The ubiquity of the Internet means a plethora of online public databases and an indispensable resource for retrieving up-to-date information. But it also poses a significant risk to user privacy, since a malicious database owner may monitor user queries and infer what the user is after. Indeed, in cases where user intentions are to be kept secret, users are often cautious about accessing public databases. For example, investors querying a stock-market database for the current market value of certain stocks might prefer not to reveal their interest in the stocks because it could inadvertently influence their price. Alternatively, companies might want to search for certain patents without revealing the patents’ identities.

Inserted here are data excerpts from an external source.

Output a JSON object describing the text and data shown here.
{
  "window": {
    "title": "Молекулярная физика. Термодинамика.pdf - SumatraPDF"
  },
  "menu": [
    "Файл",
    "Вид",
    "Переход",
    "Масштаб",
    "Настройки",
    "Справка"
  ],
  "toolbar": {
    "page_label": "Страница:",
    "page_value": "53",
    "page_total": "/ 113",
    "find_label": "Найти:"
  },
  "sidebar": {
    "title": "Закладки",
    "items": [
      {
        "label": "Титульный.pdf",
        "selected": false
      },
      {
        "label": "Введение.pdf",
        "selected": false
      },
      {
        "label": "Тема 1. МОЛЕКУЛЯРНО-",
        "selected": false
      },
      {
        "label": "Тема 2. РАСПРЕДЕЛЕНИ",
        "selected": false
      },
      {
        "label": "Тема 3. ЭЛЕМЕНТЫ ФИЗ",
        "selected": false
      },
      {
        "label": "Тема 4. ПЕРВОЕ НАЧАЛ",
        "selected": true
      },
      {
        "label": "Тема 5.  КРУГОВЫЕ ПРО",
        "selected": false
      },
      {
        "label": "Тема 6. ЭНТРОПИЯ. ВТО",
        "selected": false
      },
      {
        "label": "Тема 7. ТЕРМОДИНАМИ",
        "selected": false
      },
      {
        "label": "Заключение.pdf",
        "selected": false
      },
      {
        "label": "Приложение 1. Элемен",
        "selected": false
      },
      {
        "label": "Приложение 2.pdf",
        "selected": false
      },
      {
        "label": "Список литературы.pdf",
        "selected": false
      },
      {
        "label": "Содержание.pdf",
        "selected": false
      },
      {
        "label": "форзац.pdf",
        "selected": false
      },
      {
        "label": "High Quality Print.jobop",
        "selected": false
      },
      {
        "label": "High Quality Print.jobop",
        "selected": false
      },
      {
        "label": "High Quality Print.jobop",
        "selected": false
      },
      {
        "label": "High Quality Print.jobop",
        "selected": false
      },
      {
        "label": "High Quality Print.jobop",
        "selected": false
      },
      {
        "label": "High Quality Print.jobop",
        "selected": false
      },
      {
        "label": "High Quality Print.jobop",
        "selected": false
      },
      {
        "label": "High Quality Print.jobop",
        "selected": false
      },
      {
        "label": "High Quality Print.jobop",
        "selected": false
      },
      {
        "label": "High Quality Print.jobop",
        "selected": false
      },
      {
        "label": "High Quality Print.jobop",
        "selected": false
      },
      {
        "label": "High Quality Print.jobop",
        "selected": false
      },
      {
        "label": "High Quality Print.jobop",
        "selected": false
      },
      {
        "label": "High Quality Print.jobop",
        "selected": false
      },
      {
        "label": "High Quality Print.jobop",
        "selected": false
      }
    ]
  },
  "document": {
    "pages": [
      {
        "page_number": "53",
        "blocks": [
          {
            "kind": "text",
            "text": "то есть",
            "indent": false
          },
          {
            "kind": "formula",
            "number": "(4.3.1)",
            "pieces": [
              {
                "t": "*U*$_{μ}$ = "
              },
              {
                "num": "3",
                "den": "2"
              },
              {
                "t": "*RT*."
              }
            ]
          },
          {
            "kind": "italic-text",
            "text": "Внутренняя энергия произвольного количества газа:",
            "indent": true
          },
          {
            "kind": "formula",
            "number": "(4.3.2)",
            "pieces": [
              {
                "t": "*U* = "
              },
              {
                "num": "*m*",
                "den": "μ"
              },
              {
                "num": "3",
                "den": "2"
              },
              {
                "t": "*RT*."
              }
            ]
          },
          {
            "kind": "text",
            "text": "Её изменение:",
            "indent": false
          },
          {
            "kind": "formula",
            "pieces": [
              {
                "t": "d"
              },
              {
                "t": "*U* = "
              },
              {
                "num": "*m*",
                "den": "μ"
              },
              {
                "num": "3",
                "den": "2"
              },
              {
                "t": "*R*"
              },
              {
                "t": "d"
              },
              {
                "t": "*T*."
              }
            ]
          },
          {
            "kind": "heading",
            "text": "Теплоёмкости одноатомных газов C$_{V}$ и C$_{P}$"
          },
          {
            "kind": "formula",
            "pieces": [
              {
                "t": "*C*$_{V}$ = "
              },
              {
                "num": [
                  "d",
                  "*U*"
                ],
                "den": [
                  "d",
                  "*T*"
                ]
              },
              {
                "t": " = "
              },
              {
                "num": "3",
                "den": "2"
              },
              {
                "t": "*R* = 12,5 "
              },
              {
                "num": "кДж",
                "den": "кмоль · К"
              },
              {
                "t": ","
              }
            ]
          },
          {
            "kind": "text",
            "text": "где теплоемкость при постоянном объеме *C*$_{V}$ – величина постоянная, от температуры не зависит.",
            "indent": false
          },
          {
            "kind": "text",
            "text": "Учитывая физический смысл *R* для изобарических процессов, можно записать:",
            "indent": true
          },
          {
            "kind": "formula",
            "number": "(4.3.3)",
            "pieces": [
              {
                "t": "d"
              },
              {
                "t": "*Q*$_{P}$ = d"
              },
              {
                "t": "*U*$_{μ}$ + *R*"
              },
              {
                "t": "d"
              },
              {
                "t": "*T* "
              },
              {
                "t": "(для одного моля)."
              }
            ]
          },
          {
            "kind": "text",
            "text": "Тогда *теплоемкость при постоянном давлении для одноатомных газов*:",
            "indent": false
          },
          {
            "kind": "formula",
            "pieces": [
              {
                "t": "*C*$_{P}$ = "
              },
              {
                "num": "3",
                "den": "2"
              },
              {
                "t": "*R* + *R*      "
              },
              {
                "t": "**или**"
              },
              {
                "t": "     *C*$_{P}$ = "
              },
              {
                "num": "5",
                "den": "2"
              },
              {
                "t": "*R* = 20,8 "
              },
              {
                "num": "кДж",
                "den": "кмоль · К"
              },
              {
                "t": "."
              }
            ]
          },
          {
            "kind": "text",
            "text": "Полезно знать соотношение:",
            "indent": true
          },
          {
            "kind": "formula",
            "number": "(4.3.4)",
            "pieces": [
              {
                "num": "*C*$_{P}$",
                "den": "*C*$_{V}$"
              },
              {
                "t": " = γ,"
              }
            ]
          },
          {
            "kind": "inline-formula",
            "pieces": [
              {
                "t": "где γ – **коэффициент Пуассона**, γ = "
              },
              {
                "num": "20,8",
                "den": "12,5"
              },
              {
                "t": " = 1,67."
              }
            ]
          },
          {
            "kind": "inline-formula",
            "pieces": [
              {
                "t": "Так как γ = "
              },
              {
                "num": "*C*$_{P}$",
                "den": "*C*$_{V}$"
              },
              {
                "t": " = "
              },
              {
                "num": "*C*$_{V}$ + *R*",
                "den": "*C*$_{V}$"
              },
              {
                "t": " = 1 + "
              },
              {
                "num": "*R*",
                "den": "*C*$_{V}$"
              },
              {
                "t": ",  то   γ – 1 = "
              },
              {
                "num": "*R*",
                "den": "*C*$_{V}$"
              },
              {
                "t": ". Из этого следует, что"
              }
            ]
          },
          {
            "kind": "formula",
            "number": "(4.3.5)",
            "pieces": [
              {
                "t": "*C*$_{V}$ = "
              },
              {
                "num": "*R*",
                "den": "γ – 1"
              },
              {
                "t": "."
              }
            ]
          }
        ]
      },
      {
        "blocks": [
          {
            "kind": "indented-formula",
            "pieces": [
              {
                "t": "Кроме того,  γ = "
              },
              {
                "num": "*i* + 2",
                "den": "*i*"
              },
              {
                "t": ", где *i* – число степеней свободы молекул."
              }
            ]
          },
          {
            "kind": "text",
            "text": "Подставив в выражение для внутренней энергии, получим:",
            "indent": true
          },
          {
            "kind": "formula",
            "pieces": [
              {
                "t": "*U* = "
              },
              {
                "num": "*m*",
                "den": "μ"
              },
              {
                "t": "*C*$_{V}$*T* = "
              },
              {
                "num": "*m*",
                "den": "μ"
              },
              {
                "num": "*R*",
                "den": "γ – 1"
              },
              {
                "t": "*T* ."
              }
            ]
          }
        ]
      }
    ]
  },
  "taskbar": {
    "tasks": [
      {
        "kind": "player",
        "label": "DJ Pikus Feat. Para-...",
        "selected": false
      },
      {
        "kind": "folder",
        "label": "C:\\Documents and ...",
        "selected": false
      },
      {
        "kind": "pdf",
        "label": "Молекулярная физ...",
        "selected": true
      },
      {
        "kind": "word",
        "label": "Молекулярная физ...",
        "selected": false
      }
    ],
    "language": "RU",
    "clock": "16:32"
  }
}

Private information retrieval (PIR) schemes are cryptographic protocols designed to safeguard the privacy of database users. They allow clients to retrieve records from public databases while completely hiding the identity of the retrieved records from database owners. The possibility of retrieving database records without revealing their identities to the owner of the database may seem beyond hope. Note, however, that a trivial solution is available: When users want a single record, they can ask for a copy of the whole database. This solution involves enormous communication overhead and is likely to be unacceptable. It turns out^{7} that for users who want to keep their privacy fully protected (in the “information-theoretic” sense), this trivial solution is optimal.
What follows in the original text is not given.